Tuesday , 28, June 2016 Leave a comment

The case of the Vexatious litigant in the Federal Court decision of National Australia Bank Ltd v Garrett [2016] FCA 714 in which the Court stepped in to invalidate and restrain an improper registration on the PPSR.



An undischarged bankrupt, and serial vexatious litigant, registered a financing statement on the Personal Property Securities Register (PPSR) claiming a security interest over all the property of the Bank. The security interest was said to arise from a charge granted by the Bank to secure an undertaking as to damages provided by the Bank in an earlier proceeding, even though the Bank was never required to provide security in support of that undertaking.

The Bank served an amendment demand on the bankrupt requiring him to submit a financing change statement to remove the registration of the security interest from the PPSR. The bankrupt refused and, instead, purported to appoint himself as the managing controller of the Bank in respect of all of its property the subject of the purported security interest.


The Bank brought an application seeking orders, amongst other things:

  • That the registration of the purported security interest be removed from the PPSR;
  • For an injunction restraining the bankrupt from registering any further financing statements on the PPSR in respect of any purported security interests in the property of the Bank; and
  • For a declaration that the purported appointment of the trustee as ‘managing controller’ of the Bank was invalid.

The bankrupt attempted to file, and in some cases did file, a “plethora” of what he described as “interlocutory applications”, affidavits and submissions running to thousands of pages.


In making the orders sought by the Bank, Beach J held that apart from the fact that the bankrupt had no standing to pursue any claims in relation to the purported security interest (as any right, if any, had vested in his trustee in bankruptcy):

  • Under the Personal Property Securities Act (PPSA), a security interest is defined as being an interest in personal property provided for by a transaction that secures payment or performance of an obligation.
  • The word ‘transaction’ indicates that in relation to security interests, the PPSA is concerned with consensual arrangements.
  • The PPSA specifically excludes a lien, charge, or any other interest in personal property, that is created, arises or is provided for by operation of the general law.

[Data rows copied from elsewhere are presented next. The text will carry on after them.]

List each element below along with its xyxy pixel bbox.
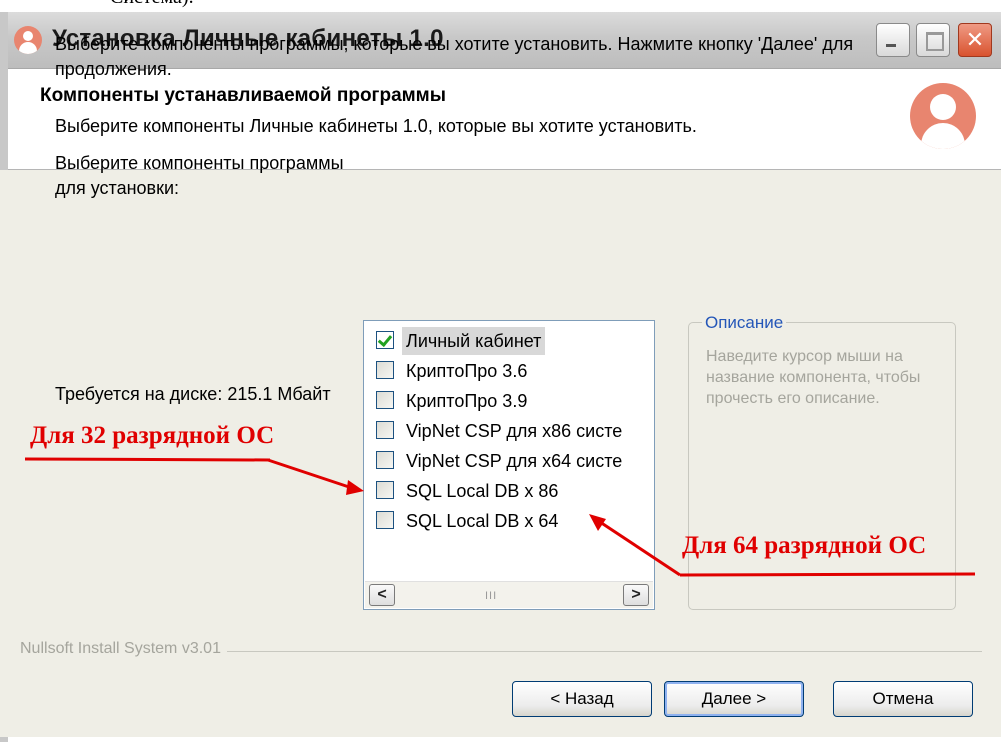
component-label: Личный кабинет xyxy=(402,327,546,355)
intro-text: Выберите компоненты программы, которые в… xyxy=(55,34,854,79)
close-button[interactable]: ✕ xyxy=(958,23,992,57)
component-label: SQL Local DB x 64 xyxy=(406,511,559,531)
close-icon: ✕ xyxy=(965,27,985,52)
annotation-64bit: Для 64 разрядной ОС xyxy=(682,532,927,559)
checkbox[interactable] xyxy=(376,451,394,469)
component-label: VipNet CSP для x86 систе xyxy=(406,421,623,441)
checkbox[interactable] xyxy=(376,511,394,529)
description-text: Наведите курсор мыши на название компоне… xyxy=(706,348,921,407)
component-label: VipNet CSP для x64 систе xyxy=(406,451,623,471)
checkbox[interactable] xyxy=(376,421,394,439)
installer-user-icon xyxy=(14,26,42,54)
page-title: Компоненты устанавливаемой программы xyxy=(40,85,446,106)
scroll-right-button[interactable]: > xyxy=(623,584,649,606)
annotation-32bit: Для 32 разрядной ОС xyxy=(30,422,275,449)
next-button[interactable]: Далее > xyxy=(664,681,804,717)
nsis-brand: Nullsoft Install System v3.01 xyxy=(20,640,227,658)
installer-window: Установка Личные кабинеты 1.0 ✕ Компонен… xyxy=(0,0,1001,742)
cancel-button[interactable]: Отмена xyxy=(833,681,973,717)
checkbox-checked[interactable] xyxy=(376,331,394,349)
header-user-icon xyxy=(910,83,976,149)
component-label: КриптоПро 3.6 xyxy=(406,361,528,381)
horizontal-scrollbar[interactable]: < III > xyxy=(365,581,653,608)
scroll-grip-icon[interactable]: III xyxy=(485,590,497,602)
checkbox[interactable] xyxy=(376,361,394,379)
checkbox[interactable] xyxy=(376,391,394,409)
scroll-left-button[interactable]: < xyxy=(369,584,395,606)
description-legend: Описание xyxy=(702,313,787,333)
select-components-label: Выберите компоненты программы для устано… xyxy=(55,153,344,198)
checkbox[interactable] xyxy=(376,481,394,499)
component-label: КриптоПро 3.9 xyxy=(406,391,528,411)
component-label: SQL Local DB x 86 xyxy=(406,481,559,501)
disk-space-label: Требуется на диске: 215.1 Мбайт xyxy=(55,384,331,404)
components-list[interactable]: Личный кабинет КриптоПро 3.6 КриптоПро 3… xyxy=(363,320,655,610)
back-button[interactable]: < Назад xyxy=(512,681,652,717)
page-subtitle: Выберите компоненты Личные кабинеты 1.0,… xyxy=(55,116,697,136)
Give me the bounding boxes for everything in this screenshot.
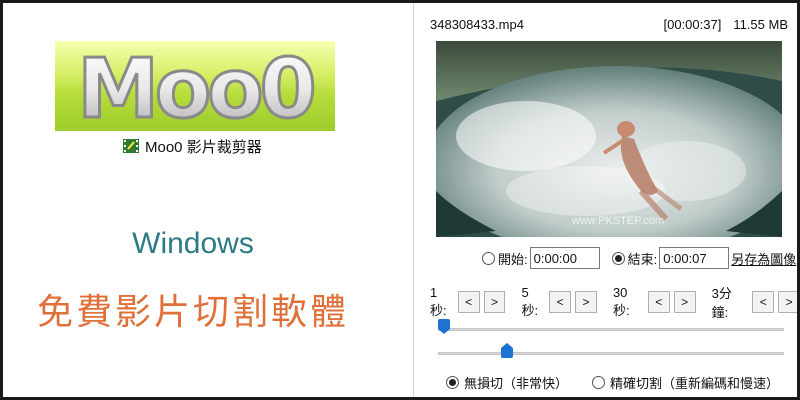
cut-mode-row: 無損切（非常快） 精確切割（重新編碼和慢速） [446,373,779,392]
step-group-3m: 3分鐘: < > [711,283,797,321]
platform-label: Windows [132,227,254,260]
save-as-image-link[interactable]: 另存為圖像 [731,249,796,268]
step-group-1s: 1秒: < > [430,285,506,319]
end-time-label: 結束: [627,251,658,267]
film-scissors-icon [123,139,139,153]
step-controls-row: 1秒: < > 5秒: < > 30秒: < > 3分鐘: < > [430,283,797,321]
start-time-radio[interactable] [482,251,495,265]
step-back-3m-button[interactable]: < [752,291,775,313]
start-time-input[interactable] [529,247,600,269]
file-name: 348308433.mp4 [430,17,524,32]
precise-cut-radio[interactable] [592,376,606,389]
step-label-1s: 1秒: [430,285,447,318]
file-info-bar: 348308433.mp4 [00:00:37] 11.55 MB [430,17,788,32]
start-time-label: 開始: [498,251,528,267]
step-label-30s: 30秒: [612,285,630,318]
time-range-row: 開始: 結束: 另存為圖像 [482,247,796,269]
precise-cut-label: 精確切割（重新編碼和慢速） [610,376,780,391]
end-position-slider[interactable] [438,352,784,355]
moo0-logo: Moo0 [55,41,335,131]
app-title-text: Moo0 影片裁剪器 [145,138,262,156]
end-slider-thumb[interactable] [501,343,514,358]
lossless-cut-radio[interactable] [446,376,459,389]
end-time-input[interactable] [659,247,730,269]
page-frame: Moo0 Moo0 影片裁剪器 Windows 免費影片切割軟體 3483084… [0,0,800,400]
video-cutter-window: 348308433.mp4 [00:00:37] 11.55 MB www.PK… [413,3,797,397]
video-watermark: www.PKSTEP.com [571,215,664,227]
step-forward-5s-button[interactable]: > [575,291,597,313]
step-forward-1s-button[interactable]: > [483,291,506,313]
step-forward-30s-button[interactable]: > [673,291,696,313]
video-frame-image [436,41,782,237]
lossless-cut-label: 無損切（非常快） [464,376,569,391]
end-time-radio[interactable] [611,251,625,265]
start-slider-thumb[interactable] [438,319,450,334]
step-label-3m: 3分鐘: [711,286,732,320]
step-back-30s-button[interactable]: < [647,291,670,313]
video-preview[interactable]: www.PKSTEP.com [436,41,782,237]
step-group-5s: 5秒: < > [521,285,597,319]
promo-headline: 免費影片切割軟體 [36,292,349,333]
file-size: 11.55 MB [733,17,788,32]
step-back-1s-button[interactable]: < [457,291,480,313]
step-back-5s-button[interactable]: < [549,291,572,313]
start-position-slider[interactable] [438,328,784,331]
app-title: Moo0 影片裁剪器 [123,137,262,156]
logo-wordmark: Moo0 [77,42,313,131]
step-forward-3m-button[interactable]: > [778,291,797,313]
file-duration: [00:00:37] [663,17,722,32]
step-group-30s: 30秒: < > [613,285,696,319]
step-label-5s: 5秒: [521,285,539,318]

Accordingly, a security interest based on obtaining equitable relief from a court does not arise from any consensual transaction and is not a security interest for the purposes of the PPSA.
  • For that reason, an undertaking as to damages cannot be a security interest for the purposes of the PPSA and cannot be registrable.
  • The Court has jurisdiction to restrain a person from registering a security interest in another person’s personal property where the first person is found to have no such security interest.
  • The PPSA provides that a person must not apply to register a financing statement unless they believe on reasonable grounds that the person described as the secured party is, or will become, a secured party in relation to the secured property.


This decision represents one of only a handful of occasions where the Court has been asked to resolve a dispute as to the validity of a PPSR registration.  Even though the facts of the case are at the extreme end of the spectrum, the decision demonstrates the Court’s willingness to step in and prevent abuses of the registration process.